Egal ob Trumps Ausstieg aus dem Klima-Abkommen, die verzwickten Vorgänge beim Brexit oder selbst der Bürgerentscheid zum Faulhaber-Platz vor der eigenen Haustür: Politisch ist derzeit viel los, doch inwiefern interessiert das die Jugendlichen? Die aktuelle Shell-Studie zeigt: Immer mehr Jugendliche zeigen politisches Interesse und damit auch die Bereitschaft zur eigenen Beteiligung an politischen Aktivitäten. Die Politikverdrossenheit bleibt aber hoch. Wie gelingt es dann, Jugendliche zum Mitmachen zu bewegen und ihnen politisch Gehör zu verschaffen? Möglichkeiten dazu bieten die Jugendringe, also die Zusammenschlüsse von mehreren Jugendverbänden.

Auch in Würzburg gibt es einen Stadtjugendring, der mit 44 Verbänden und über 30 000 Mitgliedern sogar der größte in Unterfranken ist. Er ist eine Dachorganisation und der freiwillige Zusammenschluss aller Jugendorganisationen und der offenen Jugendarbeit in Würzburg. Damit gilt er als politische Interessenvertretung für alle Kinder und Jugendlichen in der Stadt, für die Jugendorganisationen und die Jugendarbeit insgesamt. Vorstandsvorsitzender André Fischer erklärt es in einem Satz: „Dort, wo sich junge Menschen organisiert zusammenschließen, haben wir den Anspruch, ideell und gedanklich dabei zu sein.“

Zu den Mitgliedern zählen beispielsweise die Wanderjugend im Rhönclub, die Evangelische Jugend oder auch die Bayerische Fischerjugend. Vom Staat bekommt der Jugendring die Aufgabe der Jugendhilfe mit allen Rechten und Pflichten übertragen, er ist also eine Körperschaft des öffentlichen Rechts – das ist in Bayern einzigartig.
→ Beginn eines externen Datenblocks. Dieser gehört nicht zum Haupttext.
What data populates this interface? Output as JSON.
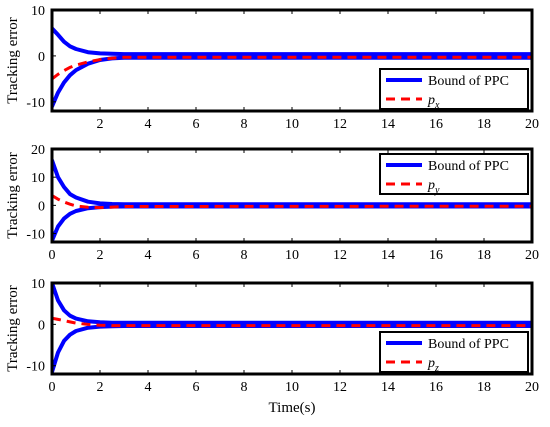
{
  "chart_data": [
    {
      "type": "line",
      "ylabel": "Tracking error",
      "xlabel": "",
      "xlim": [
        0,
        20
      ],
      "ylim": [
        -12,
        10
      ],
      "xticks": [
        "2",
        "4",
        "6",
        "8",
        "10",
        "12",
        "14",
        "16",
        "18",
        "20"
      ],
      "yticks": [
        "10",
        "0",
        "-10"
      ],
      "legend_position": "lower-right",
      "series": [
        {
          "name": "Bound of PPC",
          "color": "#0000ff",
          "style": "solid",
          "x": [
            0,
            0.25,
            0.5,
            0.75,
            1,
            1.5,
            2,
            2.5,
            3,
            20
          ],
          "upper": [
            6.0,
            4.6,
            3.1,
            2.1,
            1.5,
            0.8,
            0.55,
            0.45,
            0.4,
            0.4
          ],
          "lower": [
            -11.0,
            -8.0,
            -5.8,
            -4.2,
            -3.1,
            -1.7,
            -0.9,
            -0.55,
            -0.4,
            -0.4
          ]
        },
        {
          "name": "p",
          "subscript": "x",
          "color": "#ff0000",
          "style": "dashed",
          "x": [
            0,
            0.25,
            0.5,
            0.75,
            1,
            1.5,
            2,
            2.5,
            3,
            20
          ],
          "y": [
            -5.0,
            -4.0,
            -3.2,
            -2.5,
            -2.0,
            -1.3,
            -0.8,
            -0.5,
            -0.3,
            -0.3
          ]
        }
      ]
    },
    {
      "type": "line",
      "ylabel": "Tracking error",
      "xlabel": "",
      "xlim": [
        0,
        20
      ],
      "ylim": [
        -13,
        20
      ],
      "xticks": [
        "0",
        "2",
        "4",
        "6",
        "8",
        "10",
        "12",
        "14",
        "16",
        "18",
        "20"
      ],
      "yticks": [
        "20",
        "10",
        "0",
        "-10"
      ],
      "legend_position": "top-right",
      "series": [
        {
          "name": "Bound of PPC",
          "color": "#0000ff",
          "style": "solid",
          "x": [
            0,
            0.25,
            0.5,
            0.75,
            1,
            1.5,
            2,
            2.5,
            3,
            20
          ],
          "upper": [
            16.0,
            10.0,
            6.5,
            4.0,
            2.8,
            1.3,
            0.7,
            0.5,
            0.4,
            0.4
          ],
          "lower": [
            -12.5,
            -7.5,
            -4.7,
            -3.0,
            -2.0,
            -1.0,
            -0.6,
            -0.45,
            -0.4,
            -0.4
          ]
        },
        {
          "name": "p",
          "subscript": "y",
          "color": "#ff0000",
          "style": "dashed",
          "x": [
            0,
            0.25,
            0.5,
            0.75,
            1,
            1.5,
            2,
            2.5,
            3,
            20
          ],
          "y": [
            3.5,
            2.2,
            1.2,
            0.4,
            -0.2,
            -0.7,
            -0.8,
            -0.6,
            -0.4,
            -0.3
          ]
        }
      ]
    },
    {
      "type": "line",
      "ylabel": "Tracking error",
      "xlabel": "Time(s)",
      "xlim": [
        0,
        20
      ],
      "ylim": [
        -12,
        10
      ],
      "xticks": [
        "0",
        "2",
        "4",
        "6",
        "8",
        "10",
        "12",
        "14",
        "16",
        "18",
        "20"
      ],
      "yticks": [
        "10",
        "0",
        "-10"
      ],
      "legend_position": "lower-right",
      "series": [
        {
          "name": "Bound of PPC",
          "color": "#0000ff",
          "style": "solid",
          "x": [
            0,
            0.25,
            0.5,
            0.75,
            1,
            1.5,
            2,
            2.5,
            3,
            20
          ],
          "upper": [
            10.0,
            5.8,
            3.4,
            2.1,
            1.4,
            0.75,
            0.5,
            0.4,
            0.4,
            0.4
          ],
          "lower": [
            -11.5,
            -6.8,
            -4.0,
            -2.5,
            -1.6,
            -0.8,
            -0.55,
            -0.45,
            -0.4,
            -0.4
          ]
        },
        {
          "name": "p",
          "subscript": "z",
          "color": "#ff0000",
          "style": "dashed",
          "x": [
            0,
            0.25,
            0.5,
            0.75,
            1,
            1.5,
            2,
            2.5,
            3,
            20
          ],
          "y": [
            1.5,
            1.2,
            0.9,
            0.6,
            0.3,
            0.0,
            -0.2,
            -0.3,
            -0.3,
            -0.3
          ]
        }
      ]
    }
  ]
}
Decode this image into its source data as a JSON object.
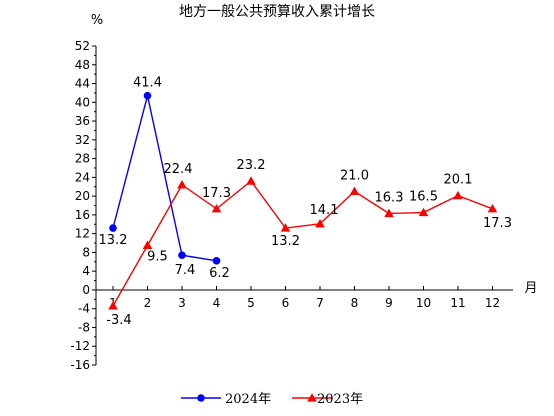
{
  "chart_data": {
    "type": "line",
    "title": "地方一般公共预算收入累计增长",
    "xlabel": "月",
    "ylabel": "%",
    "x": [
      1,
      2,
      3,
      4,
      5,
      6,
      7,
      8,
      9,
      10,
      11,
      12
    ],
    "xticks": [
      "1",
      "2",
      "3",
      "4",
      "5",
      "6",
      "7",
      "8",
      "9",
      "10",
      "11",
      "12"
    ],
    "ylim": [
      -16,
      52
    ],
    "yticks": [
      "-16",
      "-12",
      "-8",
      "-4",
      "0",
      "4",
      "8",
      "12",
      "16",
      "20",
      "24",
      "28",
      "32",
      "36",
      "40",
      "44",
      "48",
      "52"
    ],
    "grid": false,
    "legend_position": "bottom",
    "series": [
      {
        "name": "2024年",
        "color": "#0000ff",
        "marker": "circle",
        "x": [
          1,
          2,
          3,
          4
        ],
        "values": [
          13.2,
          41.4,
          7.4,
          6.2
        ],
        "labels": [
          "13.2",
          "41.4",
          "7.4",
          "6.2"
        ]
      },
      {
        "name": "2023年",
        "color": "#ff0000",
        "marker": "triangle",
        "x": [
          1,
          2,
          3,
          4,
          5,
          6,
          7,
          8,
          9,
          10,
          11,
          12
        ],
        "values": [
          -3.4,
          9.5,
          22.4,
          17.3,
          23.2,
          13.2,
          14.1,
          21.0,
          16.3,
          16.5,
          20.1,
          17.3
        ],
        "labels": [
          "-3.4",
          "9.5",
          "22.4",
          "17.3",
          "23.2",
          "13.2",
          "14.1",
          "21.0",
          "16.3",
          "16.5",
          "20.1",
          "17.3"
        ]
      }
    ]
  }
}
Finanzen, Sprachrohr, Netzwerk

Doch was haben die Verbände davon, Mitglied beim Stadtjugendring zu sein? „Ein pragmatischer Grund ist, dass es für die Jugendarbeit staatliche Zuschüsse gibt“, erläutert Fischer. Insgesamt kann der Jugendring im Jahr auf ein Budget von 500 000 Euro zurückgreifen, etwa 160 000 Euro davon stammen aus der Kasse des städtischen Haushalts. Doch nicht nur das Finanzielle sei ein Grund für die Mitgliedschaft im Jugendring: „Es macht einen Unterschied, ob ein kleiner Verein mit zehn Personen etwas sagt oder ein Verband, hinter dem 30 000 Menschen stehen“, so der Vorstandsvorsitzende.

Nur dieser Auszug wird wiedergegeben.